If $S$ is a non-empty bounded set in $\mathbb{R}^N$, and $f,g:S\longrightarrow\mathbb{R}$ are Riemann integrable, show $fg$ is Riemann integrable.
I am not too sure with the $N$ dimensional proof of this, and have only worked it out in $1$-dimension.
My work so far is:
Suppose $f$ is bounded and Riemann integrable on $[a,b]$, then clearly $|f(x)|<a$ for some bound $a\geq 0$
So, $$|f^2(x)-f^2(y)|=|f(x)+f(y)||f(x)-f(y)|\leq2a|f(x)-f(y)|$$
By letting $M(f):=\sup\{f:x_{i-1}\leq x\leq x_i\}$ and $m(f):=\inf\{f:x_{i-1}\leq x \leq x_i\}$,
We see, $M(f^2)-m(f^2)\leq 2a(M(f)-m(f))$
By Cauchy Criterion, because $f$ is integrable on $[a,b]$, $\forall \epsilon > 0$, $\exists$ a partition $P$, such that
$$U(P,f)-L(P,f)< \frac{\epsilon}{2a}$$
$$\therefore U(P,f^2)-L(P,f^2)< \epsilon$$
Thus $f^2$ is Riemann integrable.
The claim then follows by noting $fg=\frac 12((f+g)^2-f^2-g^2)$
Is this the right way to proceed for a multivariable proof of the statement in n-dimensions?

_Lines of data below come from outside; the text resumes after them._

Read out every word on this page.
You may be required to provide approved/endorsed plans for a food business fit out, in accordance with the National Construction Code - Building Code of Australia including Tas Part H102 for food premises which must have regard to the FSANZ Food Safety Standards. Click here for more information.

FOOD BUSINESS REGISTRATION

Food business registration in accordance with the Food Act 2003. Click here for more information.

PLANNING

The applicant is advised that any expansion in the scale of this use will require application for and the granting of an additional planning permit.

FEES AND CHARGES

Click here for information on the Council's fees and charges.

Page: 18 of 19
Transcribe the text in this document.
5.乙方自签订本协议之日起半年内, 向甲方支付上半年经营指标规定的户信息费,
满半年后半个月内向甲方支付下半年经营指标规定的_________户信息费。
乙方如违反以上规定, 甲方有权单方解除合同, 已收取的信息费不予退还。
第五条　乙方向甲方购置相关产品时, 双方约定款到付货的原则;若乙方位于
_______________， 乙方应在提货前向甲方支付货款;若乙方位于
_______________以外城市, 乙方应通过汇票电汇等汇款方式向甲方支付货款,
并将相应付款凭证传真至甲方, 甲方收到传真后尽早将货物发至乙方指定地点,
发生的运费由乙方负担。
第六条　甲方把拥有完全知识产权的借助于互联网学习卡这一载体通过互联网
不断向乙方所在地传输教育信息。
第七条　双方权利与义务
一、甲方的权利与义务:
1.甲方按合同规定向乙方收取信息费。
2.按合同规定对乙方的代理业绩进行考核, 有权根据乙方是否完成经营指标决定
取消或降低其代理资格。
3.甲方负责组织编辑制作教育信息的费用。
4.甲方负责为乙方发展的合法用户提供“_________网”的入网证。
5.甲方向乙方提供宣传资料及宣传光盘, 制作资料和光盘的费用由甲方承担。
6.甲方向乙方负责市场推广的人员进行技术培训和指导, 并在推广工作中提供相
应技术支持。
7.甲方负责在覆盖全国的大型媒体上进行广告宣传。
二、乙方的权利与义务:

Or am I not approaching this correctly? How would my proof change for a multivariable version?
Any help would be appreciated. Thanks in advance!
That's just fine. There is indeed nothing different about this proof when you go from one variable to several variables.